In the previous post I wrote about what reusable services in Cloud Foundry are, why we should take advantage of them. I also discussed how reusable services can be discovered in service marketplace, what are service instances and how to create them and use them for your application hosted in the Cloud Foundry. In this post we

will go one level deep and understand how such a reusable service can be created and published in the service marketplace, what are service brokers and how the Cloud Foundry platform communicates with the service broker and the service instances. For that we need to know what is a Cloud Controller and What are Service Brokers.



What is a Cloud Controller?

It is a central component in the cloud foundry platform that handles every call to the Cloud Foundry platform. When a user issues commands to the Cloud Foundry platform the command reaches to the Cloud Controller as API calls and the Cloud Controller responds with proper action as necessary.


What is a Service Broker?

In Cloud Foundry, services are communicated and integrated through API calls. There should be an application that can accept some predefined API calls and act on the requests. Whenever an end user issues commands to the platform the Cloud Controller receives the calls then it needs to dispatch the requests to the application known to it. Therefore the application needs to be registered to the platform so that the Cloud Controller Knows it and the application should offer the standard APIs for the Cloud Controller to be called. These applications that are registered and known to the Cloud Controller are known as Service Brokers. For each reusable service there should be one Service Broker registered.



A service broker needs to be created to be able to create a reusable service. The service broker implements the ServiceBroker API and are responsible for

1. Advertising a catalog of service offerings to the platform through service marketplace

2. Advertising a catalog of service plans to the platform through service marketplace

3. Acting on the requests that come from the platform for provisioning (creating), binding, unbinding, and deprovisioning(deleting) service instances.


For a service broker The cloud platform is the client. Whenever a command is issued by the end user for creating, deleting, binding and unbinding a service instance of a reusable service the cloud platform identifies the corresponding service broker from its database and calls the corresponding APIs of the service broker.

When provisioning is done on a reusable service, the service broker reserves a resource on the reusable service. This is called a service instance. What is a service instance depends on the kind of the service. As an example, it can be a database or an account on a web application. At the same time an entry is made with the service instance name for the user. This service instance name is a reference for the user. The user can delete the service instance, bind the service instance to or unbind the service instance from the application. The cloud controller creates an ID for each service instance, and saves it against the service broker in its database. That's how the cloud controller knows which service broker to contact when delete, update, bind, rebind is performed on the service instance by the end user.

This interaction between the Cloud Controller and the Service Broker is depicted in the picture. This picture is taken from the Cloud Foundry documentation. While registering a Service Broker the credentials also need to be given to the platform. The Cloud Controller uses the credentials to authorize itself against the Service Broker. The credentials are stored in the ccdb.

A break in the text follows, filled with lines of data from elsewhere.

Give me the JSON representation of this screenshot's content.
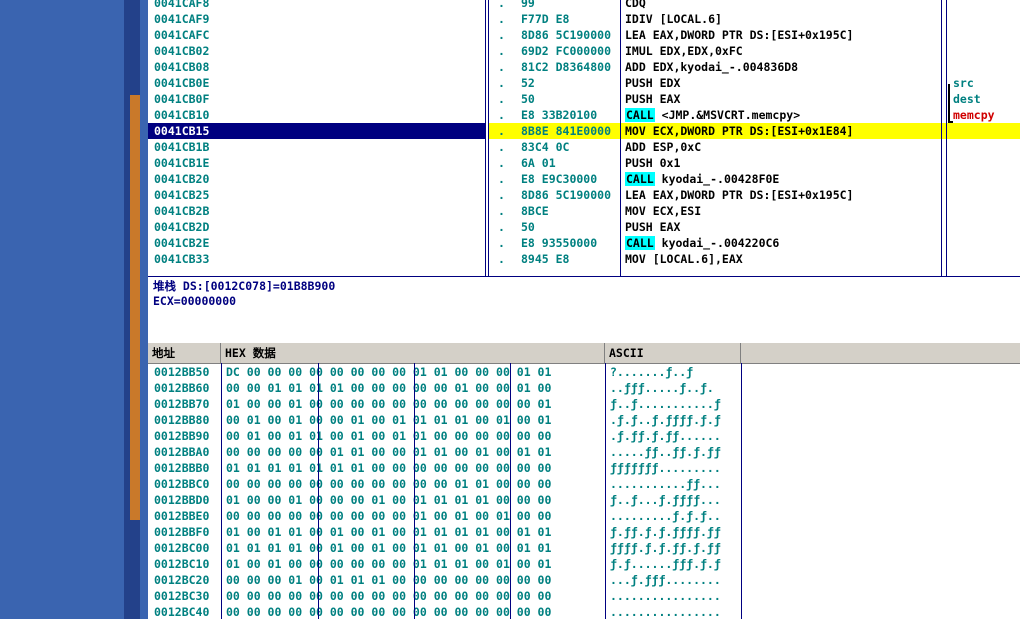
{
  "disasm": {
    "rows": [
      {
        "addr": "0041CAF8",
        "hex": "99",
        "ins": "CDQ"
      },
      {
        "addr": "0041CAF9",
        "hex": "F77D E8",
        "ins": "IDIV [LOCAL.6]"
      },
      {
        "addr": "0041CAFC",
        "hex": "8D86 5C190000",
        "ins": "LEA EAX,DWORD PTR DS:[ESI+0x195C]"
      },
      {
        "addr": "0041CB02",
        "hex": "69D2 FC000000",
        "ins": "IMUL EDX,EDX,0xFC"
      },
      {
        "addr": "0041CB08",
        "hex": "81C2 D8364800",
        "ins": "ADD EDX,kyodai_-.004836D8"
      },
      {
        "addr": "0041CB0E",
        "hex": "52",
        "ins": "PUSH EDX",
        "cmt": "src"
      },
      {
        "addr": "0041CB0F",
        "hex": "50",
        "ins": "PUSH EAX",
        "cmt": "dest"
      },
      {
        "addr": "0041CB10",
        "hex": "E8 33B20100",
        "call": "CALL",
        "ins": "<JMP.&MSVCRT.memcpy>",
        "cmt": "memcpy"
      },
      {
        "addr": "0041CB15",
        "hex": "8B8E 841E0000",
        "ins": "MOV ECX,DWORD PTR DS:[ESI+0x1E84]"
      },
      {
        "addr": "0041CB1B",
        "hex": "83C4 0C",
        "ins": "ADD ESP,0xC"
      },
      {
        "addr": "0041CB1E",
        "hex": "6A 01",
        "ins": "PUSH 0x1"
      },
      {
        "addr": "0041CB20",
        "hex": "E8 E9C30000",
        "call": "CALL",
        "ins": "kyodai_-.00428F0E"
      },
      {
        "addr": "0041CB25",
        "hex": "8D86 5C190000",
        "ins": "LEA EAX,DWORD PTR DS:[ESI+0x195C]"
      },
      {
        "addr": "0041CB2B",
        "hex": "8BCE",
        "ins": "MOV ECX,ESI"
      },
      {
        "addr": "0041CB2D",
        "hex": "50",
        "ins": "PUSH EAX"
      },
      {
        "addr": "0041CB2E",
        "hex": "E8 93550000",
        "call": "CALL",
        "ins": "kyodai_-.004220C6"
      },
      {
        "addr": "0041CB33",
        "hex": "8945 E8",
        "ins": "MOV [LOCAL.6],EAX"
      }
    ]
  },
  "info": {
    "line1": "堆栈 DS:[0012C078]=01B8B900",
    "line2": "ECX=00000000"
  },
  "dump": {
    "col_addr": "地址",
    "col_hex": "HEX 数据",
    "col_ascii": "ASCII",
    "rows": [
      {
        "addr": "0012BB50",
        "hex": "DC 00 00 00 00 00 00 00 00 01 01 00 00 00 01 01",
        "ascii": "?.......ƒ..ƒ"
      },
      {
        "addr": "0012BB60",
        "hex": "00 00 01 01 01 01 00 00 00 00 00 01 00 00 01 00",
        "ascii": "..ƒƒƒ.....ƒ..ƒ."
      },
      {
        "addr": "0012BB70",
        "hex": "01 00 00 01 00 00 00 00 00 00 00 00 00 00 00 01",
        "ascii": "ƒ..ƒ...........ƒ"
      },
      {
        "addr": "0012BB80",
        "hex": "00 01 00 01 00 00 01 00 01 01 01 01 00 01 00 01",
        "ascii": ".ƒ.ƒ..ƒ.ƒƒƒƒ.ƒ.ƒ"
      },
      {
        "addr": "0012BB90",
        "hex": "00 01 00 01 01 00 01 00 01 01 00 00 00 00 00 00",
        "ascii": ".ƒ.ƒƒ.ƒ.ƒƒ......"
      },
      {
        "addr": "0012BBA0",
        "hex": "00 00 00 00 00 01 01 00 00 01 01 00 01 00 01 01",
        "ascii": ".....ƒƒ..ƒƒ.ƒ.ƒƒ"
      },
      {
        "addr": "0012BBB0",
        "hex": "01 01 01 01 01 01 01 00 00 00 00 00 00 00 00 00",
        "ascii": "ƒƒƒƒƒƒƒ........."
      },
      {
        "addr": "0012BBC0",
        "hex": "00 00 00 00 00 00 00 00 00 00 00 01 01 00 00 00",
        "ascii": "...........ƒƒ..."
      },
      {
        "addr": "0012BBD0",
        "hex": "01 00 00 01 00 00 00 01 00 01 01 01 01 00 00 00",
        "ascii": "ƒ..ƒ...ƒ.ƒƒƒƒ..."
      },
      {
        "addr": "0012BBE0",
        "hex": "00 00 00 00 00 00 00 00 00 01 00 01 00 01 00 00",
        "ascii": ".........ƒ.ƒ.ƒ.."
      },
      {
        "addr": "0012BBF0",
        "hex": "01 00 01 01 00 01 00 01 00 01 01 01 01 00 01 01",
        "ascii": "ƒ.ƒƒ.ƒ.ƒ.ƒƒƒƒ.ƒƒ"
      },
      {
        "addr": "0012BC00",
        "hex": "01 01 01 01 00 01 00 01 00 01 01 00 01 00 01 01",
        "ascii": "ƒƒƒƒ.ƒ.ƒ.ƒƒ.ƒ.ƒƒ"
      },
      {
        "addr": "0012BC10",
        "hex": "01 00 01 00 00 00 00 00 00 01 01 01 00 01 00 01",
        "ascii": "ƒ.ƒ......ƒƒƒ.ƒ.ƒ"
      },
      {
        "addr": "0012BC20",
        "hex": "00 00 00 01 00 01 01 01 00 00 00 00 00 00 00 00",
        "ascii": "...ƒ.ƒƒƒ........"
      },
      {
        "addr": "0012BC30",
        "hex": "00 00 00 00 00 00 00 00 00 00 00 00 00 00 00 00",
        "ascii": "................"
      },
      {
        "addr": "0012BC40",
        "hex": "00 00 00 00 00 00 00 00 00 00 00 00 00 00 00 00",
        "ascii": "................"
      }
    ]
  }
}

As explained earlier, the above picture shows the commands issued by the end user to the platform are accepted by the Cloud Controller and the corresponding API calls the Cloud Controller issues to the Service Broker.


To be able to access a service instance the application developer needs to bind it to the application. That allows the credentials needed by the application to become available in the VCAP_SERVICES environment variable. The Cloud Controller injects the credentials in the VCAP_SERVICES environment variable as part of the bind operation. This is also shown in the picture. The same happens when we create service keys, we can get the information under a service key that is injected to the VCAP_SERVICES.


It is up to the service developers how they want to develop the Service Broker. Service developers need to implement the Service Broker APIs according to the expectation of the Cloud Foundry platform. A Service Broker can be created for each reusable service or an existing Service Broker can be extended with the required APIs. It is also up to the Service developer what action needs to be taken or what resources need to be reserved for each service instance. How the APIs are built and what tasks they do in the backend.


Service developers can follow the Open Service Broker API documentation. It has all specification that need to be followed to develop a Service Broker. For example, the headers to be used in the APi calls, the structure of json request and response bodies for each API for each operation are described. Let's look at the service catalog that needs to be exposed by the Service Broker. The service metadata is needed so that the service can be uniquely identified and displayed in the service marketplace. The /v2/catalog endpoint returns a list of all services available on the Service Broker. The Cloud Foundry Platform queries this endpoint from all Service Brokers to fetch the details which the platform will show to the platform users. The fields that need to be populated as a response of the GET request to this endpoint by the Service Broker are name, id, description, tag, bindable, metadata and many more. You can get the details from the documentation.


At last, An individual Service Broker may support one or many platforms using different URL prefixes and credentials. One of such platforms is cloud foundry. Another example of a platform can be a Kubernetes cluster.


In this post I have discussed how a reusable service works internally using a Service Broker along with Cloud Controller and how the service instances are managed. I have also briefly mentioned how a Service Broker have to be implemented.